La carte Club’Opera (20€), valable un an, ouvre droit à une réduction de 20% sur le prix des places, de tous les spectacles.
Voir aussi toute la saison de l’Orchestre National Avignon-Provence ,
tous nos articles de mars 2025,
et notre critique du même programme le lendemain à Aix-en-Provence
NOTRE CRITIQUE
Mozart était donc mis à l’honneur, dans ce programme que nous proposait l’ONAP, en ce 7 mars, dans la salle de l’Opéra du Grand Avignon, une sorte de petit panorama délivrant quelques facettes du compositeur, l’opéra, le concerto, la symphonie. Aucun entracte n’était prévu, choix qui nous maintenait ainsi, sans solution de continuité, dans le charme de cet univers mozartien.
Une ouverture ouvrait, fort logiquement, le concert, celle de Don Giovanni. Fidèle à son tempérament, Débora Waldman en donnait une interprétation énergique, engagée, introduite par un début tragique marqué, maintenue sous tension par un tempo plutôt rapide, appuyant (trop ?) nettement certaines ponctuations. La tragédie était annoncée avec force, elle aurait mérité, sans doute, dans son expression, un peu plus de finesse.

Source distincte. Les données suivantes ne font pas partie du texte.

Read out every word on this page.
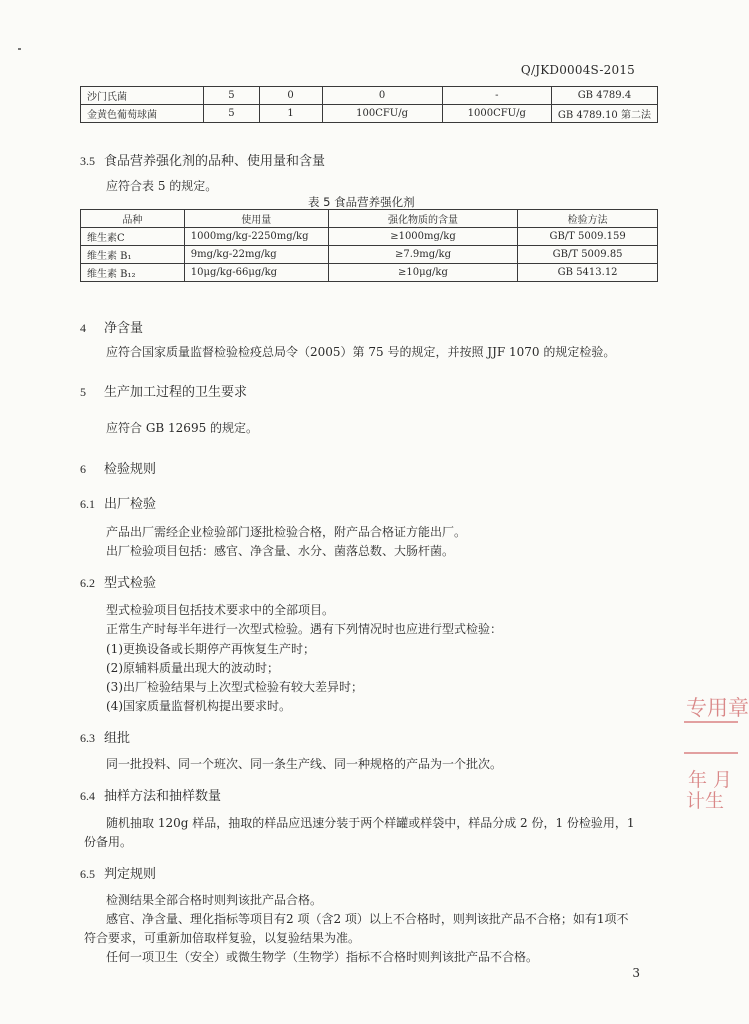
Q/JKD0004S-2015
沙门氏菌	5	0	0	-	GB 4789.4
金黄色葡萄球菌	5	1	100CFU/g	1000CFU/g	GB 4789.10 第二法
3.5 食品营养强化剂的品种、使用量和含量
应符合表 5 的规定。
表 5 食品营养强化剂
品种	使用量	强化物质的含量	检验方法
维生素C	1000mg/kg-2250mg/kg	≥1000mg/kg	GB/T 5009.159
维生素 B₁	9mg/kg-22mg/kg	≥7.9mg/kg	GB/T 5009.85
维生素 B₁₂	10μg/kg-66μg/kg	≥10μg/kg	GB 5413.12
4 净含量
应符合国家质量监督检验检疫总局令（2005）第 75 号的规定，并按照 JJF 1070 的规定检验。
5 生产加工过程的卫生要求
应符合 GB 12695 的规定。
6 检验规则
6.1 出厂检验
产品出厂需经企业检验部门逐批检验合格，附产品合格证方能出厂。
出厂检验项目包括：感官、净含量、水分、菌落总数、大肠杆菌。
6.2 型式检验
型式检验项目包括技术要求中的全部项目。
正常生产时每半年进行一次型式检验。遇有下列情况时也应进行型式检验：
(1)更换设备或长期停产再恢复生产时；
(2)原辅料质量出现大的波动时；
(3)出厂检验结果与上次型式检验有较大差异时；
(4)国家质量监督机构提出要求时。
6.3 组批
同一批投料、同一个班次、同一条生产线、同一种规格的产品为一个批次。
6.4 抽样方法和抽样数量
随机抽取 120g 样品，抽取的样品应迅速分装于两个样罐或样袋中，样品分成 2 份，1 份检验用，1
份备用。
6.5 判定规则
检测结果全部合格时则判该批产品合格。
感官、净含量、理化指标等项目有2 项（含2 项）以上不合格时，则判该批产品不合格；如有1项不
符合要求，可重新加倍取样复验，以复验结果为准。
任何一项卫生（安全）或微生物学（生物学）指标不合格时则判该批产品不合格。
3
专用章
年 月
计生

Venait ensuite la clarinette, celle de Pierre Génisson, avec l’un des concertos les plus célèbres du répertoire, le K 622 en la majeur (1791), le dernier des concertos écrits par Mozart et le seul pour cet instrument. Là encore, Débora Waldman y insufflait, dès l’introduction orchestrale, toute son énergie, un engagement que l’on devine passionnel, mais dont la puissance qu’elle imprime peut avoir pour défaut, dans les tutti forte ou plus, de trop compacter l’orchestre, de trop en effacer l’architecture. Les parties à l’orchestration plus légère furent en revanche plus délicatement menées, avec souplesse, avec les nuances et l’expressivité voulues, et sa complicité, ainsi que celle de l’orchestre, avec le soliste, fit merveille.

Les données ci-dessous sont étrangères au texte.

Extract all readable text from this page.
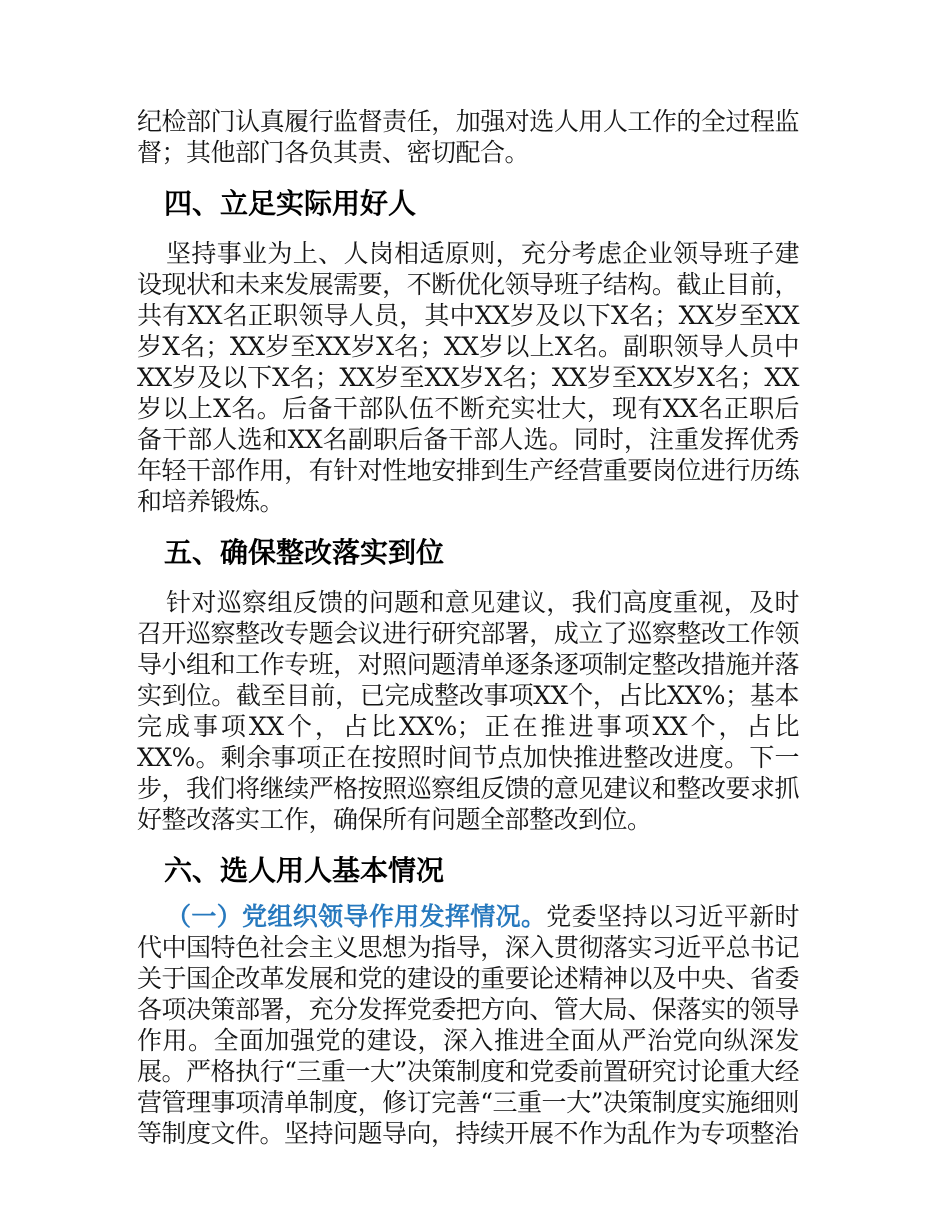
纪检部门认真履行监督责任，加强对选人用人工作的全过程监督；其他部门各负其责、密切配合。

四、立足实际用好人

坚持事业为上、人岗相适原则，充分考虑企业领导班子建设现状和未来发展需要，不断优化领导班子结构。截止目前，共有XX名正职领导人员，其中XX岁及以下X名；XX岁至XX岁X名；XX岁至XX岁X名；XX岁以上X名。副职领导人员中XX岁及以下X名；XX岁至XX岁X名；XX岁至XX岁X名；XX岁以上X名。后备干部队伍不断充实壮大，现有XX名正职后备干部人选和XX名副职后备干部人选。同时，注重发挥优秀年轻干部作用，有针对性地安排到生产经营重要岗位进行历练和培养锻炼。

五、确保整改落实到位

针对巡察组反馈的问题和意见建议，我们高度重视，及时召开巡察整改专题会议进行研究部署，成立了巡察整改工作领导小组和工作专班，对照问题清单逐条逐项制定整改措施并落实到位。截至目前，已完成整改事项XX个，占比XX%；基本完成事项XX个，占比XX%；正在推进事项XX个，占比XX%。剩余事项正在按照时间节点加快推进整改进度。下一步，我们将继续严格按照巡察组反馈的意见建议和整改要求抓好整改落实工作，确保所有问题全部整改到位。

六、选人用人基本情况

（一）党组织领导作用发挥情况。党委坚持以习近平新时代中国特色社会主义思想为指导，深入贯彻落实习近平总书记关于国企改革发展和党的建设的重要论述精神以及中央、省委各项决策部署，充分发挥党委把方向、管大局、保落实的领导作用。全面加强党的建设，深入推进全面从严治党向纵深发展。严格执行“三重一大”决策制度和党委前置研究讨论重大经营管理事项清单制度，修订完善“三重一大”决策制度实施细则等制度文件。坚持问题导向，持续开展不作为乱作为专项整治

Pierre Génisson nous a offert, avec cette œuvre, toute l’étendue de son art, virtuosité, expressivité, intelligence de l’interprétation. Des graves aux aigus, le récit est vivant, les inflexions et nuances maîtrisées et parfaitement dosées dans toutes leurs variétés de couleurs, et l’orchestre, en bon partenaire, lui apporta un efficace soutien. Le deuxième mouvement fut particulièrement touchant, la clarinette distillant dès le début une douce mélancolie. Le soliste dialogue avec l’orchestre, et, finement expressif, semble un conteur habité par son récit. Le final, plus virtuose, dynamique, joyeux et dansant, nous entraînait dans sa course, expressif et non dénué d’espièglerie, avec ses petites mesures interrogatives. L’ovation du public saluait bien évidemment une interprétation convaincante et de qualité, malgré mes quelques remarques préliminaires. Et la suite allait venir…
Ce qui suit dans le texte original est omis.